The end result is a little all over the place compared to the more focused horror of Resident Evil 7. It plays more like an anthology where the gameplay changes every section, for better or worse. It’s hard to really get a handle on where the franchise might go for its sequel because Village presents several visions of what a Resident Evil game is.
It may be time to split the mainline series in two … and the Yakuza series provides a prime example of how that could work.
Ryu ga Gotoku Studios recently announced Lost Judgment, a sequel to the Yakuza spin-off game Judgment. As part of that reveal, the Yakuza creator Toshihiro Nagoshi told IGN that the new game would officially separate the series’ classic beat-em-up gameplay from Yakuza: Like a Dragon’s turn-based combat.
“The Yakuza series has been transformed into a turn-based RPG,” Nagoshi told IGN. “On the other hand, over the years, Ryu ga Gotoku Studio has accumulated resources and know-how of making flashy and exhilarating action games that are effortless to enjoy. We decided that we should let our signature action gameplay live on through Lost Judgment.”
It’s an elegant solution designed to keep up with the Yakuza series’ evolution. It gives fans of the classic style an action-focused series to keep up with while further experimenting with traditional RPG gameplay in the mainline series.
Resident Evil could benefit from that same general idea and slightly different execution. Its action and horror don't always mix well.

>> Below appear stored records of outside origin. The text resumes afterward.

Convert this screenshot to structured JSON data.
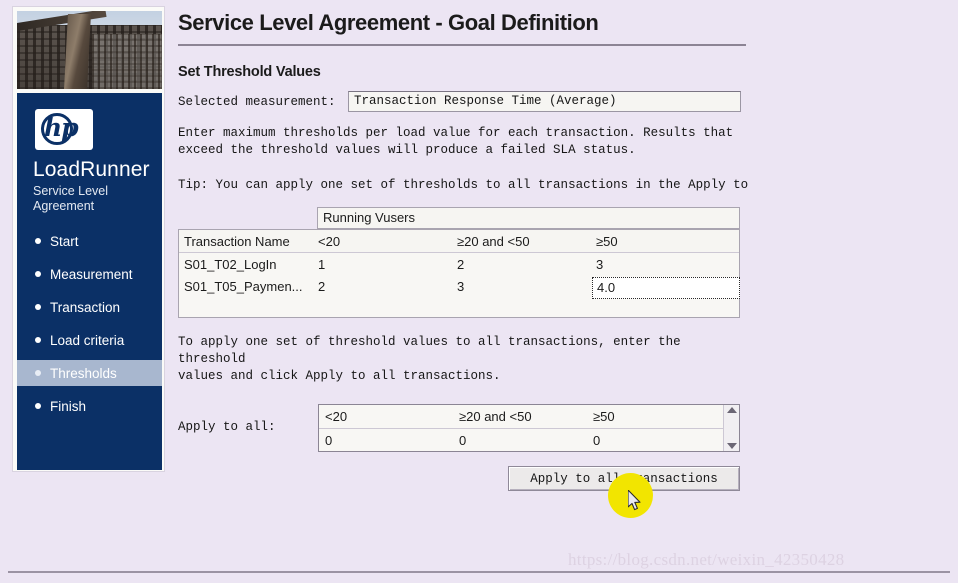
{
  "sidebar": {
    "photo_alt": "roller-coaster-photo",
    "logo": "hp-logo",
    "logo_text": "hp",
    "brand": "LoadRunner",
    "brand_sub": "Service Level\nAgreement",
    "brand_sub_line1": "Service Level",
    "brand_sub_line2": "Agreement",
    "items": [
      {
        "label": "Start",
        "active": false
      },
      {
        "label": "Measurement",
        "active": false
      },
      {
        "label": "Transaction",
        "active": false
      },
      {
        "label": "Load criteria",
        "active": false
      },
      {
        "label": "Thresholds",
        "active": true
      },
      {
        "label": "Finish",
        "active": false
      }
    ],
    "bg_color": "#0b3066",
    "active_color": "#a8b7cf"
  },
  "header": {
    "title": "Service Level Agreement - Goal Definition",
    "section_title": "Set Threshold Values"
  },
  "measurement": {
    "label": "Selected measurement:",
    "value": "Transaction Response Time (Average)"
  },
  "paragraphs": {
    "instructions_line1": "Enter maximum thresholds per load value for each transaction. Results that",
    "instructions_line2": "exceed the threshold values will produce a failed SLA status.",
    "tip": "Tip: You can apply one set of thresholds to all transactions in the Apply to",
    "apply_line1": "To apply one set of threshold values to all transactions, enter the threshold",
    "apply_line2": "values and click Apply to all transactions."
  },
  "grid": {
    "group_header": "Running Vusers",
    "columns": [
      "Transaction Name",
      "<20",
      "≥20 and <50",
      "≥50"
    ],
    "rows": [
      {
        "name": "S01_T02_LogIn",
        "lt20": "1",
        "mid": "2",
        "ge50": "3",
        "editing": false
      },
      {
        "name": "S01_T05_Paymen...",
        "lt20": "2",
        "mid": "3",
        "ge50": "4.0",
        "editing": true
      }
    ]
  },
  "apply_to_all": {
    "label": "Apply to all:",
    "columns": [
      "<20",
      "≥20 and <50",
      "≥50"
    ],
    "values": [
      "0",
      "0",
      "0"
    ],
    "button_label": "Apply to all transactions",
    "scroll_up_icon": "triangle-up-icon",
    "scroll_down_icon": "triangle-down-icon"
  },
  "overlay": {
    "cursor_icon": "mouse-pointer-icon",
    "highlight_color": "#f2e500",
    "watermark": "https://blog.csdn.net/weixin_42350428"
  }
}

Splitting each off into its own series could help solve that problem without completely axing one.
The groundwork is already built. Resident Evil Revelations previously served as a mainline spin-off that offers an entirely different gameplay experience. It’s been dormant ever since Resident Evil Revelations 2, but Capcom could revive the sub-franchise and use it to break different gameplay ideas off from the mainline games.
It’s a perfect time to make that move heading into Resident Evil 9, though we need to talk Village spoilers to get into that.

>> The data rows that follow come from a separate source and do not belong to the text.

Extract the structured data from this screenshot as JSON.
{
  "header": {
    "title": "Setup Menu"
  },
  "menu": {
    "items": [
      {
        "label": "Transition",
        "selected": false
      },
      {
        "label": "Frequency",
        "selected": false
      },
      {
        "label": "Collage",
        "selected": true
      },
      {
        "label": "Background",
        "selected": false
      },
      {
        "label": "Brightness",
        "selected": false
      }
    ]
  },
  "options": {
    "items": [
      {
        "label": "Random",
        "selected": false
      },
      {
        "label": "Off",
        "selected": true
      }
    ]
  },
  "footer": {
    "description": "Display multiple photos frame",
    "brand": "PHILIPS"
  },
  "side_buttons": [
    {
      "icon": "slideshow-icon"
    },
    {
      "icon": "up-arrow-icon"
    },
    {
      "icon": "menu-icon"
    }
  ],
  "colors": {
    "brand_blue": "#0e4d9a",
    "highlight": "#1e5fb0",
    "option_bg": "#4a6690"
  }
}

The game ends with two branching stories: Directly after the game’s climax, Chris Redfield heads off to BSAA headquarters to find out why it sent living bioweapons to the village. We don’t actually see that play out, though. Instead, we jump forward over a decade into the future to see a now grown-up Rose Winters, who is working under Chris. Considering that time split, it seems inevitable that we’ll be seeing how both of those timelines play out.
If we follow Chris’ story, we could likely get a first-person shoot-em-up filled with military-grade machine guns. Rose’s story could pave the way for something more cerebral, focusing on the series’ horror roots and puzzle box gameplay. Such a split would please the horror purists while developing new ways to build the franchise’s combat mechanics. It’s a win-win situation.
The future of Resident Evil is unknown. A ninth game is inevitable, but it’s hard to know what side of the spectrum its gameplay will end up on. Hopefully, Capcom can find an elegant way to sharpen all of the series’ strengths without cramming it all into one sequel.